McQuade then says that this sentence from Barrett’s article “should shake fear into” supporters of Roe v. Wade: “I tend to agree with those who say that a justice’s duty is to the Constitution and that it is thus more legitimate for her to enforce her best understanding of the Constitution rather than a precedent she thinks clearly in conflict with it.”

Let me be clear that I hope and expect that Barrett will vote to overturn Roe. But that sentence, clipped out of its context, sheds no light on the question. To repeat what I explained in my critique of Ruth Marcus’s column and in this tweet thread, the entire thrust of Barrett’s article is to defend the Court’s traditional principle of stare decisis on constitutional issues—which requires a “compelling” reason to overturn precedent and which “need[s] to take account of reliance interests”—on the ground that it “promotes doctrinal stability while still accommodating pluralism on the Court.”

Barrett goes on to address the “institutional legitimacy” arguments made by those who favor “a significantly stronger role for stare decisis” than the Court has adopted. She argues that the Court’s longstanding approach “protects institutional legitimacy and reliance interests more than is commonly supposed.” It’s in the narrow context of addressing legitimacy arguments that Barrett offers the tentative (“I tend …”) observation that somehow has McQuade quaking.

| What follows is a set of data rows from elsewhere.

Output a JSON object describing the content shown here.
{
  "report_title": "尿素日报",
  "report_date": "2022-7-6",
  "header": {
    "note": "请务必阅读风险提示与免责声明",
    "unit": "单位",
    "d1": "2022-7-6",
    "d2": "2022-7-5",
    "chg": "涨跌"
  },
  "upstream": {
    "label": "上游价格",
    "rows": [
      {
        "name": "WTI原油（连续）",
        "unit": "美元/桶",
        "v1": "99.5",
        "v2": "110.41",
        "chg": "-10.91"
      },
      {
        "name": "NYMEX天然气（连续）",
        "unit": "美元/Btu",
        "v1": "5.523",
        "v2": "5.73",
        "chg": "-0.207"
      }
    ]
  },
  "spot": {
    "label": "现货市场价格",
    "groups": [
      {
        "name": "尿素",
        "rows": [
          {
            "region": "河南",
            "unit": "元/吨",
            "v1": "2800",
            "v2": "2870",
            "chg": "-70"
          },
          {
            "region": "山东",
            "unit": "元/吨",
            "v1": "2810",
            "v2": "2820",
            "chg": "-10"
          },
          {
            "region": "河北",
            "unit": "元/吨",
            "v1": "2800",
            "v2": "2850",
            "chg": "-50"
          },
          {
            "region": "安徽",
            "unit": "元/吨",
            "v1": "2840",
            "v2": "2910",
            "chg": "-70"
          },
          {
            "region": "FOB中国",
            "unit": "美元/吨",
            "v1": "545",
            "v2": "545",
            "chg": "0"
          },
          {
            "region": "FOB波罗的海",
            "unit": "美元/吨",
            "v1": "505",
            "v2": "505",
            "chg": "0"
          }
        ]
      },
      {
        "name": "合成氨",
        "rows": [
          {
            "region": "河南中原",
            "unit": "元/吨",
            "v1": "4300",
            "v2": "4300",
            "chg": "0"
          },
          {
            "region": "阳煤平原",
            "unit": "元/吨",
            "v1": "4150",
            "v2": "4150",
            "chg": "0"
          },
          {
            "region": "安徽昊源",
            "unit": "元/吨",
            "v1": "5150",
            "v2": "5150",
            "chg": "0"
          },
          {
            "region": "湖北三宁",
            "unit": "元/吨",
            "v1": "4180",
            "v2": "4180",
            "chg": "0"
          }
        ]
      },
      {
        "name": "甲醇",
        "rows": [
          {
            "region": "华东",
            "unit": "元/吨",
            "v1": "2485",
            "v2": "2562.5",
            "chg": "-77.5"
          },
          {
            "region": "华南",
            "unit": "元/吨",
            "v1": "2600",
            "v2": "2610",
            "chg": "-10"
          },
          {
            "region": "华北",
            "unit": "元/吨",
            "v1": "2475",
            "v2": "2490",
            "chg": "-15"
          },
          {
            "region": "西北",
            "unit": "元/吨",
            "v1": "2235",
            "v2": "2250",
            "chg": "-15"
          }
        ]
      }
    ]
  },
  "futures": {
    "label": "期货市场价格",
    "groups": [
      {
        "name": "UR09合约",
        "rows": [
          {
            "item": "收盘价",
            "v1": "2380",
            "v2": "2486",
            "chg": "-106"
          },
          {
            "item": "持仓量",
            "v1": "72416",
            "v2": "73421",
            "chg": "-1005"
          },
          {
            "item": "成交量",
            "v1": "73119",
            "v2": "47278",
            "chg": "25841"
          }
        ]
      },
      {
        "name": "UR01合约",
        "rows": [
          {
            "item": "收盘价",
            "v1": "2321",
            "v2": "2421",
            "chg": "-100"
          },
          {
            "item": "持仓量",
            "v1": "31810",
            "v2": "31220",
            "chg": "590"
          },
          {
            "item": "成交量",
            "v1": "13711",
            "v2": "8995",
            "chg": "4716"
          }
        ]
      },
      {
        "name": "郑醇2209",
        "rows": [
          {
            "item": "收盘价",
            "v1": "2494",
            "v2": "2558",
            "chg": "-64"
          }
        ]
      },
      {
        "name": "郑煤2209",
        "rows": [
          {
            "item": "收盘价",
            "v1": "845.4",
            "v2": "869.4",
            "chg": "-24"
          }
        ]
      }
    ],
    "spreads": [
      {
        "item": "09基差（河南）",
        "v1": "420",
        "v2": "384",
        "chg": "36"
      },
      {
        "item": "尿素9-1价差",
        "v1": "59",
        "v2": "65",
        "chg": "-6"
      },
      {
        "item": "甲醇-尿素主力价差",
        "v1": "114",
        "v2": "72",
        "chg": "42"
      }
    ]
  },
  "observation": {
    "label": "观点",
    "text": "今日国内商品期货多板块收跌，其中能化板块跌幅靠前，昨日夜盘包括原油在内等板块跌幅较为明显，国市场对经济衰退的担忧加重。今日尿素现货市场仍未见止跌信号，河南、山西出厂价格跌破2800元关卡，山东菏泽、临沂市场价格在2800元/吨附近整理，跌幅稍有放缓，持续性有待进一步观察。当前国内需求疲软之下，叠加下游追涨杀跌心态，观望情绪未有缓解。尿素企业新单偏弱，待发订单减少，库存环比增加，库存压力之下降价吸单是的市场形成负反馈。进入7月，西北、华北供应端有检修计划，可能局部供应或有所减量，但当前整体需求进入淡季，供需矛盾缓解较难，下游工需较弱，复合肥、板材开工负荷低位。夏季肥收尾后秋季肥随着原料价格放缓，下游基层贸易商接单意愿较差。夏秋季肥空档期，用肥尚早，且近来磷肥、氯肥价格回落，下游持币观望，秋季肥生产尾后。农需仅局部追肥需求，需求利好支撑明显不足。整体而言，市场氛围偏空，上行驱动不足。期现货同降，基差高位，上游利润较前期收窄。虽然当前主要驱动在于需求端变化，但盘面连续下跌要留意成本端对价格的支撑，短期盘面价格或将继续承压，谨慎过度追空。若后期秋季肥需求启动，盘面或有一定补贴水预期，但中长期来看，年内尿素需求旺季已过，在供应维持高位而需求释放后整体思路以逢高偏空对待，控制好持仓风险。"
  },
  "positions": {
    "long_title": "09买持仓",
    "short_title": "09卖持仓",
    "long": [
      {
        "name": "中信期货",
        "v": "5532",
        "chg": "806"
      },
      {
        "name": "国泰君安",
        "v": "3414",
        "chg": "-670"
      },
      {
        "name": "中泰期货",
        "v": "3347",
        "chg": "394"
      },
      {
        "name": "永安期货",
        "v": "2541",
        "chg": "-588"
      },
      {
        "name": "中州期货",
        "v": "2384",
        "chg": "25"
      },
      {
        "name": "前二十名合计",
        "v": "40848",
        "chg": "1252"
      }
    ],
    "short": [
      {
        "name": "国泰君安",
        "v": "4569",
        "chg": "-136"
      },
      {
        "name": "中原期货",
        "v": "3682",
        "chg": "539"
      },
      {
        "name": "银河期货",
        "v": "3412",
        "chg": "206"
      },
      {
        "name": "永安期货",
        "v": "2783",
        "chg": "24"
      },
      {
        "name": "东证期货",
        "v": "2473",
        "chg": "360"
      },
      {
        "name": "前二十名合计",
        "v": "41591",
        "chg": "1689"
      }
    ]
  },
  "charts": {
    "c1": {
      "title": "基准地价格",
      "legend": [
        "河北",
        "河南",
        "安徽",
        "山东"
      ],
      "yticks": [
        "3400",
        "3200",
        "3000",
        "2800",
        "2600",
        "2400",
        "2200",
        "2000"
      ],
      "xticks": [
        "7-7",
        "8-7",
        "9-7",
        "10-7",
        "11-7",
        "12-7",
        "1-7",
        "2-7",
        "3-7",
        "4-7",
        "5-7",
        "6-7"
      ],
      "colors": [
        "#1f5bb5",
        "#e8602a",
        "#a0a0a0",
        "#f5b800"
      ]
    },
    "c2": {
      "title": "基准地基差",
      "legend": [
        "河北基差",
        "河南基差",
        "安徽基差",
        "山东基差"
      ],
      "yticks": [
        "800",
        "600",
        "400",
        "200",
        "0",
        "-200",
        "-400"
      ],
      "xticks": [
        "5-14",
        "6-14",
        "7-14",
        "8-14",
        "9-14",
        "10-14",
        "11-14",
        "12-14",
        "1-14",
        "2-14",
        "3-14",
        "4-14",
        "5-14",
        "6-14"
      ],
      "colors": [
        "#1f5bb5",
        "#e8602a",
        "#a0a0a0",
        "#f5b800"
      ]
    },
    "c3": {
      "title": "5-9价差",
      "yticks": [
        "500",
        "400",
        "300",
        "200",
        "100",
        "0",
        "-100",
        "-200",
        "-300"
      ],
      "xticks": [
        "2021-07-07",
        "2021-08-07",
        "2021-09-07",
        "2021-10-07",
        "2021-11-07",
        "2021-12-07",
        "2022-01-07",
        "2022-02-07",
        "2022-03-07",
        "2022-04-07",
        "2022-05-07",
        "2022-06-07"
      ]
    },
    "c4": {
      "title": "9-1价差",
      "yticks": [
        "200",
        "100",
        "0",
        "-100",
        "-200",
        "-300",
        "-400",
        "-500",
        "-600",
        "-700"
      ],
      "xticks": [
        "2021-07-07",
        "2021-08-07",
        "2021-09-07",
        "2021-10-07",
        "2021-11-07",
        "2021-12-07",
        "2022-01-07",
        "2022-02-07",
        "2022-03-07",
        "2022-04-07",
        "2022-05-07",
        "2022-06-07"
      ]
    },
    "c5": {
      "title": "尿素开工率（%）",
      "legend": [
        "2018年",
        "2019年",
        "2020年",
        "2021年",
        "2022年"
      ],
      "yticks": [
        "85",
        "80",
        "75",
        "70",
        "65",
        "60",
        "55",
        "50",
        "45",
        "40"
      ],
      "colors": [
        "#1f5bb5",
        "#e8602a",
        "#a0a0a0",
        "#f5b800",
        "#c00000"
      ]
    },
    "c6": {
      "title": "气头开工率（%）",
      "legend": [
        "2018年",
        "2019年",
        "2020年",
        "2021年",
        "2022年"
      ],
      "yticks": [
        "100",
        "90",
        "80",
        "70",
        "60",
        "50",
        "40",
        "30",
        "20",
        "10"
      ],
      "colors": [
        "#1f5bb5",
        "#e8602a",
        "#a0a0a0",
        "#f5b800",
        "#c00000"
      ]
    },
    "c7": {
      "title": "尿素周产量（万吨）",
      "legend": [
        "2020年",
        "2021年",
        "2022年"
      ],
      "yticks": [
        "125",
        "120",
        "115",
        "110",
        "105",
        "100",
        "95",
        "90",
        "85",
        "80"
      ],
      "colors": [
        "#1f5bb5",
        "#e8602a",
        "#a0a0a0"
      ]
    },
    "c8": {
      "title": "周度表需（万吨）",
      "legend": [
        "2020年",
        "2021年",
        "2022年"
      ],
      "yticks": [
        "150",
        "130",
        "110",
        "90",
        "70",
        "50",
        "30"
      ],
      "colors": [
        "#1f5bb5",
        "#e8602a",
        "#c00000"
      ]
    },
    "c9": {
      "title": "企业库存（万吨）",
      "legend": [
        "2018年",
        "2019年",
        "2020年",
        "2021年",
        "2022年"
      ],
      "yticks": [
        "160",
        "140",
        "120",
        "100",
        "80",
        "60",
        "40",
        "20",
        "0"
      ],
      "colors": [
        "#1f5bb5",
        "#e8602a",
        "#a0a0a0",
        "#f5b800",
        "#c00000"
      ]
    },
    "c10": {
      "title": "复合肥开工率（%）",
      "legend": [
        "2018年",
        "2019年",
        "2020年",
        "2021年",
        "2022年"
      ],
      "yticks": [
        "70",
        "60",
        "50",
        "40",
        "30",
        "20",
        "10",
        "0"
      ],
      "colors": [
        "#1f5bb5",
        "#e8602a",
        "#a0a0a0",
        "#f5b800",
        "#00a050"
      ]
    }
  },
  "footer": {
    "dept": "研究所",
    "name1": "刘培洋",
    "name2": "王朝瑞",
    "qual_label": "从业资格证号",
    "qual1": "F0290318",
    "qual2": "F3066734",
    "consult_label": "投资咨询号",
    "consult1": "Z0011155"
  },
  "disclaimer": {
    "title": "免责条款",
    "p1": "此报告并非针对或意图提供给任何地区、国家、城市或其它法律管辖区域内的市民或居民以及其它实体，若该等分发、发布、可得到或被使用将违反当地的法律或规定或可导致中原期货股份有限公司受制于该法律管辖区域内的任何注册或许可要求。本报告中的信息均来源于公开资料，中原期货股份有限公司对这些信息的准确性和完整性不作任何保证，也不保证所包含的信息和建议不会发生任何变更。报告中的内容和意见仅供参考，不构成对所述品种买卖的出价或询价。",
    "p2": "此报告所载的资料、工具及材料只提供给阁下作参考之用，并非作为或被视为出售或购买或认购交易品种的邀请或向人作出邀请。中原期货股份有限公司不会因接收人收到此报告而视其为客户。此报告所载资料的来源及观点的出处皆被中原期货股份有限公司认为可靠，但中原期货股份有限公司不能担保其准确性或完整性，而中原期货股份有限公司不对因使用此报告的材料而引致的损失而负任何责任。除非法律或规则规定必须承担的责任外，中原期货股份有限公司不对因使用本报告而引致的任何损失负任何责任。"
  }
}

At the end of her essay, McQuade pieces together words from the conclusion of a 2017 article by Barrett to suggest that she would be “even less bound to precedent” than Scalia. But what Barrett argues in that article, as her conclusion sums it up (in words that McQuade avoids quoting) is that Scalia rarely was “in a crunch” between originalism and stare decisis, “mostly because of the underappreciated features of our system that keep the law stable without the need for resort to the doctrine of stare decisis.” Barrett doesn’t retreat at all from her embrace of the Court’s traditional principle of stare decisis, and McQuade has no basis for contending otherwise.

I’ll limit myself to noting one other set of errors McQuade makes. She asserts that Barrett “dissented in a case that struck down an Indiana law that banned abortions on the basis of the sex or disability of a fetus.” I don’t know why McQuade leaves out that the anti-eugenics law also banned abortions motivated by the race of the fetus. In any event, as I explain more fully here, Barrett was not on the panel that decided the case (as McQuade’s summary would have you believe) and she did not express a bottom-line view on whether the anti-eugenics law was constitutional. Rather, when the full Seventh Circuit addressed whether to rehear the case en banc, Barrett joined an opinion that stated that the panel was wrong to conclude that the question was governed by existing Supreme Court precedent.